Keeping in mind all these obstacles, I decided to try some ideas from the works of Prof. Amos Nussinovitch, about hydrocolloids in food technology.
Unfortunately I worked without exact measurements and quantities, next time I will follow the precise amounts:
For the filling I used the mix of Agar Agar, Alginate, Konjac and cornstarch ( all this components possible to purchase in shops for "molelecular cuisine".
500 gr. of berry mix, thawed.
The berry mix was crused with blender into a smooth puree. Then I eliminated the seeds and the peel using a strainer. In the end there was 300gr of liquid fruit pulp to which I added 4tbsp of sugar, and heated till the sugar was dissolved.
In a little pan I made a liquid solution of 5gr of Agar flakes with 100gr of water. In another bowl I mixed with a blender 2.5gr of Sodium Alginate + 50ml of water + 1.5gr sodium citrate as a buffer (to prevent the inactivation of alginate in a low pH). The purpose was to create a combined Agar-Alginate gel, which will have the thermo stability of the Alginate and the easy shape forming of Agar.
Unfortunately I forgot the Calcium bath, so it was not a combined gel after all.
Then I mixed 5gr of maltodextrin with 2.5gr of konjac.
With a blender I mixed the liquid Agar-alginate solution and the berry-sugar mix. Then I added two tsp. of cornstarch and the maltodextrin-konjac mix. The blender was working constantly while I was mixing all together.
The puree got thick, and I put it in the fridge in a slightly oiled container.
In the next morning I took it out and cut it to nice pieces, then put it as a filling in a yeast dough (Briosche)
and a crusty pastry.
There are not "wet" dough under th filling, but a thin layer of marzipan.
The baking temperature was 200-210 0C * 15-20 min.
You can see that I didn’t become too fluid and runny, and stayed well on its place. It also didn’t make the baking around it wet, meaning that the water stayed in the filling and didn’t go out too much. The consistency is nice, smooth but not sticky or gooey. The taste and aroma of the berries was also well preserved.
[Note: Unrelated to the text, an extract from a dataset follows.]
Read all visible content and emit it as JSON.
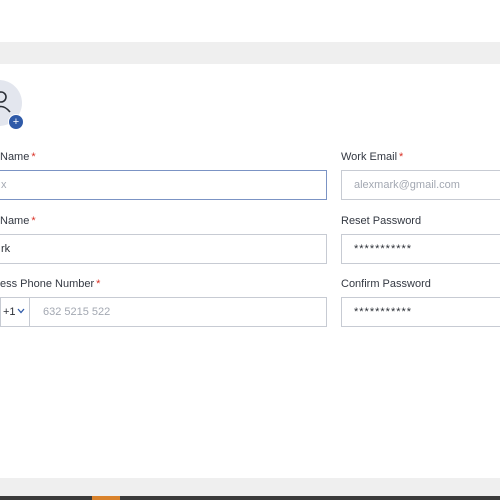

I can estimate a percentage of fruit flesh in filling as about 65-70%.
My thought is that the Agar and Alginate contributed to its firm consistency during the low temperatures of baking, and then, during the high temperatures, the cornstarch began to firm.
As I said earlier, I forgot to cross link the Alginate with calcium, so I don’t know how much it really contributed to the firmness.